The Chief Economist of the Bank of England voted to maintain the annual reduction at 10 billion pounds, arguing that the current plan has a minimal impact on the market. Meanwhile, a member of the Monetary Policy Committee advocated for accelerating the reduction, proposing a scale of 6.2 billion pounds.
The Bank of England stated that over the next year, bond sales will be calculated based on the initial purchase price and distributed among short-term, medium-term, and long-term bonds in a 40:40:20 ratio. Earlier this month, long-term government bond yields in the UK reached their highest level since 1998.

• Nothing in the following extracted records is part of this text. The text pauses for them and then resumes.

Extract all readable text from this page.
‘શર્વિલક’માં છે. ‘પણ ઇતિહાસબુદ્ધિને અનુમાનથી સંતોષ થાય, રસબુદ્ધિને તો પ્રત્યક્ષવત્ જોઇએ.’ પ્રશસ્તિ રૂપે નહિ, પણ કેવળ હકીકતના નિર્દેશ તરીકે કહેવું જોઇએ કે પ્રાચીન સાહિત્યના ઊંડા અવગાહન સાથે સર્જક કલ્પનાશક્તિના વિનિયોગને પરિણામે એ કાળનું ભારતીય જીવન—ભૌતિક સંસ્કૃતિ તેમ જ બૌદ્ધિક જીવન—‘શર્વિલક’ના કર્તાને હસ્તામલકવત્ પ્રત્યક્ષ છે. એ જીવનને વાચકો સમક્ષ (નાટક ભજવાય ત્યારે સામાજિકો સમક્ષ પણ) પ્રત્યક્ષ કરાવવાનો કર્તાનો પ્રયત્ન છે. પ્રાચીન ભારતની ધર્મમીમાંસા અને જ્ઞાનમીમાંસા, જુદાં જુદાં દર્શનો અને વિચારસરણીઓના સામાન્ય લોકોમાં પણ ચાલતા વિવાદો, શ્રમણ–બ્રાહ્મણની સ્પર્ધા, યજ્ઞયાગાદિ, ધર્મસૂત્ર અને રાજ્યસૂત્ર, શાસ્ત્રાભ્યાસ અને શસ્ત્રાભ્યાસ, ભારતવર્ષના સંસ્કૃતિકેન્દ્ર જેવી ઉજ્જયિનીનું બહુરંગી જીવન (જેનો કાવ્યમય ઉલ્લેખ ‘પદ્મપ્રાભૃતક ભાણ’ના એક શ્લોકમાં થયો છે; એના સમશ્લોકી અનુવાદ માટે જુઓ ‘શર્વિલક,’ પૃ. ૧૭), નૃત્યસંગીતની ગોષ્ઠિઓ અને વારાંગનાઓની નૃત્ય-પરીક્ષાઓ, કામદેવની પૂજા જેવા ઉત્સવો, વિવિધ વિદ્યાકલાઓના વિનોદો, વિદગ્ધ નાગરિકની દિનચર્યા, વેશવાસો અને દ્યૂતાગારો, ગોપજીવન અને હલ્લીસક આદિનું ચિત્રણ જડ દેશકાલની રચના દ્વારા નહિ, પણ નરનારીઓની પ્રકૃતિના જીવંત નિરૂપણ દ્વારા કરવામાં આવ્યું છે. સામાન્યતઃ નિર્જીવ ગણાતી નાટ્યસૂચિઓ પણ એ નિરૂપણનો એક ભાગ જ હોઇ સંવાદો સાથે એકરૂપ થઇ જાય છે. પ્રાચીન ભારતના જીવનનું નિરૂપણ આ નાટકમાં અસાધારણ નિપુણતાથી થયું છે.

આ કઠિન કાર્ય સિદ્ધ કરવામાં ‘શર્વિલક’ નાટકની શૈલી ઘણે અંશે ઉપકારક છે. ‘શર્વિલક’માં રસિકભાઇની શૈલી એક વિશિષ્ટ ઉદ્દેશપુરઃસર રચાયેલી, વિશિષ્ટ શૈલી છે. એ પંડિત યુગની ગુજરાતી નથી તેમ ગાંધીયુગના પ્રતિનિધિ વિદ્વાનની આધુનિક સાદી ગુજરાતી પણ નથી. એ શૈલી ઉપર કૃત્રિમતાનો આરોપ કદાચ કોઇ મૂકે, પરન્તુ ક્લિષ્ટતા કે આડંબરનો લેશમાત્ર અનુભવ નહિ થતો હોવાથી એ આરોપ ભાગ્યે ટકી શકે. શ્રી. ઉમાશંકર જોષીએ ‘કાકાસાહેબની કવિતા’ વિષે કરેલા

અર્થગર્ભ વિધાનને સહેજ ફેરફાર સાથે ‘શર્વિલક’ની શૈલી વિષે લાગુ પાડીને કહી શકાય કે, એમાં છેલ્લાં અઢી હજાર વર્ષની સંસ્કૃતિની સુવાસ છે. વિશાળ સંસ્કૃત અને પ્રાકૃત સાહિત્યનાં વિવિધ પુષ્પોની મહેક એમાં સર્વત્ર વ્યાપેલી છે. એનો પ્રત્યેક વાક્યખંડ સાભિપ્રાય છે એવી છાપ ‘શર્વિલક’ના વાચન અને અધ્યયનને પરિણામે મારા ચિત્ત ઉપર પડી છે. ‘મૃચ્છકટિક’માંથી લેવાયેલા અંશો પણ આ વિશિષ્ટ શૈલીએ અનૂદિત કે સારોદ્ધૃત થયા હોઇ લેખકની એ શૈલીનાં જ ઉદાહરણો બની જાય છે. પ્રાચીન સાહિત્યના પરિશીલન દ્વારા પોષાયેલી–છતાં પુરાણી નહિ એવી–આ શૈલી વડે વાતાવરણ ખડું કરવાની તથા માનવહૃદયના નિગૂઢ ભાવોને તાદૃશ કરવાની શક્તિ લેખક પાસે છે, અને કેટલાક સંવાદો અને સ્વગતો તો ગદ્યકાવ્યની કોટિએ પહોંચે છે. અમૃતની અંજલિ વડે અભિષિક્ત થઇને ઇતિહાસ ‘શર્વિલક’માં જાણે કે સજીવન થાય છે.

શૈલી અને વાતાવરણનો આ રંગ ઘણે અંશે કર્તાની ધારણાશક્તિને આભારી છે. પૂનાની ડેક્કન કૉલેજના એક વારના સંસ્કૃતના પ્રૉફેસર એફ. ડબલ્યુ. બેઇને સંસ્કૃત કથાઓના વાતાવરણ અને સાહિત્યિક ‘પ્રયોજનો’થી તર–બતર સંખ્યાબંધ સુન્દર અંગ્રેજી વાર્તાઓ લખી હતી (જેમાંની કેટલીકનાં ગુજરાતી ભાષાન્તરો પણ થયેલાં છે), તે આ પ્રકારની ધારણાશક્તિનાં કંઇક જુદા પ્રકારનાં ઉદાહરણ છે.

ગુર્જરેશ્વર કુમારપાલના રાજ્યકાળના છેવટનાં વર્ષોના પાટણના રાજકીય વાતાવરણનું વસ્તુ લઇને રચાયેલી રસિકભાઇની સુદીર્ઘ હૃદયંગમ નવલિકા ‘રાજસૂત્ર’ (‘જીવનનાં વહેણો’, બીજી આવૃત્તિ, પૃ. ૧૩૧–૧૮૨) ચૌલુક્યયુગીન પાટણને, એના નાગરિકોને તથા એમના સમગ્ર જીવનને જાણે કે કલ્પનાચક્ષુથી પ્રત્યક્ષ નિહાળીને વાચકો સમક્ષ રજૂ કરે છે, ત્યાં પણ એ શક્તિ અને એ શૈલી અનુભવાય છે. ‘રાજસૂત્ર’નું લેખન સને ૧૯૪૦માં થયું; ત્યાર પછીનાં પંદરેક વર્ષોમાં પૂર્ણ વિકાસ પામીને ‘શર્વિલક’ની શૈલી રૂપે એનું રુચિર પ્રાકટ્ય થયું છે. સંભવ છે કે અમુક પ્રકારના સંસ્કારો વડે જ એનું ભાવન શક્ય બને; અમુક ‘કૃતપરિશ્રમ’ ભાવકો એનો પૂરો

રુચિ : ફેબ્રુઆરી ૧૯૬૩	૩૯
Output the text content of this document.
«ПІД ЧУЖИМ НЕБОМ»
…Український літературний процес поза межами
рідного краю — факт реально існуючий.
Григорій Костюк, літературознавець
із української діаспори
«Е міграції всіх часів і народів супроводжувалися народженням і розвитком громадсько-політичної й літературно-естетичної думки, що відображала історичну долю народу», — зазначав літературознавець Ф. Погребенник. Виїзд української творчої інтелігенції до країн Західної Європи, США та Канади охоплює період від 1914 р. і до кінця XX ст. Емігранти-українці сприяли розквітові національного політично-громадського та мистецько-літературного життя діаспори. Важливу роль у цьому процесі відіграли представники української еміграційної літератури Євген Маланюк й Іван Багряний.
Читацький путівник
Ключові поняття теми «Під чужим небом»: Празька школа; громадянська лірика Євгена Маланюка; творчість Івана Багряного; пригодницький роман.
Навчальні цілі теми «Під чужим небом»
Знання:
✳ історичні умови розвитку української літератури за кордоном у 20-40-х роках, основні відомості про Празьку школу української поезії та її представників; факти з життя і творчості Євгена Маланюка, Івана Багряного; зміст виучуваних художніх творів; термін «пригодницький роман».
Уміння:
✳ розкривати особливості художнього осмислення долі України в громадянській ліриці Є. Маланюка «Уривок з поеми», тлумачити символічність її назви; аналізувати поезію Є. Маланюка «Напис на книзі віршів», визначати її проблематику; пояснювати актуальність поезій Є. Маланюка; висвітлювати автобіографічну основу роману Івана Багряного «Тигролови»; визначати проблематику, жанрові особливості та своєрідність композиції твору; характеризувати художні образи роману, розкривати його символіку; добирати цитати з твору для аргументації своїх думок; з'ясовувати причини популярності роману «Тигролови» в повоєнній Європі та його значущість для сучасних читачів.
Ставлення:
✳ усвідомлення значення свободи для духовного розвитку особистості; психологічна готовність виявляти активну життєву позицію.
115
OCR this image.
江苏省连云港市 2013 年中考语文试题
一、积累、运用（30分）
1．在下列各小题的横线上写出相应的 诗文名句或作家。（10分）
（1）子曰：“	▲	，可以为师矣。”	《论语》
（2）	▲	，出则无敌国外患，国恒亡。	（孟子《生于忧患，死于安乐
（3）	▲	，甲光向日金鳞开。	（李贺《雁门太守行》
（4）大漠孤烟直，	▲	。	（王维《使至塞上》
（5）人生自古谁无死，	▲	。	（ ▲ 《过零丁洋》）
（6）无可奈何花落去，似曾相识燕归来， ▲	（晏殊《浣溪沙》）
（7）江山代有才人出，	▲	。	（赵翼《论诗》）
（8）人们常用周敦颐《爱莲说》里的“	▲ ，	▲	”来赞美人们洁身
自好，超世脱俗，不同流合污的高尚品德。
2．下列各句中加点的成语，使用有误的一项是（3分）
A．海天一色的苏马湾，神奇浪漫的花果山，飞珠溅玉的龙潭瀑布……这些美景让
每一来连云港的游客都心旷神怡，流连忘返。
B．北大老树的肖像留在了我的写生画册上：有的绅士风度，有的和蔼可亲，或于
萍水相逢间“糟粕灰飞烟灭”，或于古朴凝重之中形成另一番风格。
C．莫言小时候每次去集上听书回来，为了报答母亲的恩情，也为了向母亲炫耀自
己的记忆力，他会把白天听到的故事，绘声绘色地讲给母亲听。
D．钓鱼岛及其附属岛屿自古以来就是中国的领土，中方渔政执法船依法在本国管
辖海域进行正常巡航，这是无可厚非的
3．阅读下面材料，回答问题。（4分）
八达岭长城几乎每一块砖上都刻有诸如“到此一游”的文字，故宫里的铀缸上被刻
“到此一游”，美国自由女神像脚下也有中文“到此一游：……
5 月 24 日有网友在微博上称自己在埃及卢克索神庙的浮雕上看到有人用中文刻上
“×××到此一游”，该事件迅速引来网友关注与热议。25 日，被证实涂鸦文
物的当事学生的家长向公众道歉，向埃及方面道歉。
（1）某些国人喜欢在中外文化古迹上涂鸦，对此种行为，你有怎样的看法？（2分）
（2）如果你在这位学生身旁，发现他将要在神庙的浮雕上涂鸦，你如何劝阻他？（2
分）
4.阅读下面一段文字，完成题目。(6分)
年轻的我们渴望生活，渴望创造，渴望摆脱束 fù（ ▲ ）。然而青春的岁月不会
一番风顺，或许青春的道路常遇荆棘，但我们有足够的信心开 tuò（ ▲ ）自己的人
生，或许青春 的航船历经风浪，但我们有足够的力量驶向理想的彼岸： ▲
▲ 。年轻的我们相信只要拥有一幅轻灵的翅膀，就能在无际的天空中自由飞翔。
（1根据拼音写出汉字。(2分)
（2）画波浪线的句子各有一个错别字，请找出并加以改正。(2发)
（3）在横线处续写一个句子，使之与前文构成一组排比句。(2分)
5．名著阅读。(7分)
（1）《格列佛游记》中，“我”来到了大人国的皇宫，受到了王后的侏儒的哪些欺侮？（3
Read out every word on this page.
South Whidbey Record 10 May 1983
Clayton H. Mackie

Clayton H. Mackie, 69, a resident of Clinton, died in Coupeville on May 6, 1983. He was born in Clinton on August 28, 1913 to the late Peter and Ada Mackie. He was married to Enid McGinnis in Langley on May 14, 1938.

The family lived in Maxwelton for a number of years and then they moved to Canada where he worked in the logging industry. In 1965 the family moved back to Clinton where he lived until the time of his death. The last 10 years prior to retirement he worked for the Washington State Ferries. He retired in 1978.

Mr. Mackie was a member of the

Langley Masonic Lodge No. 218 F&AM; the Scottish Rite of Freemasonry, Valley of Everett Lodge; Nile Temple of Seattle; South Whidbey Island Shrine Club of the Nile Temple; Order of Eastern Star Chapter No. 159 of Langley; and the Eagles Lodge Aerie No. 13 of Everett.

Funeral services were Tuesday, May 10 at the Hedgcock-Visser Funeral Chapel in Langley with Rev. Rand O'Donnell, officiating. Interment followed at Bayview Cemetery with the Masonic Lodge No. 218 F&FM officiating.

In addition, against the backdrop of calls from Monetary Policy Committee members for a rate cut, policy makers voted 7 to 2 to maintain the interest rate at 4% following a 25 basis point cut last month. This decision aligns with the survey's expectations. The Bank of England reiterated its previous forecast that inflation will peak at 4% this month and gradually return to the 2% target by the second quarter of 2027. It also slightly raised the economic growth forecast for the third quarter from 0.3% to 0.4%.
The Governor of the Bank of England emphasized that while inflation is expected to return to the 2% target, the current situation is still uncertain. Therefore, any future rate cuts must be gradual and cautious. Before the decision was announced on Thursday, the market estimated a one-in-three chance of further rate cuts this year.
The Bank of England's quantitative tightening plan is unlikely to disrupt the UK's financing environment. The central bank has established a "standby repurchase facility" to provide liquidity support for the UK financial system. The design of this facility ensures that the pace of quantitative tightening does not affect the supply of reserves.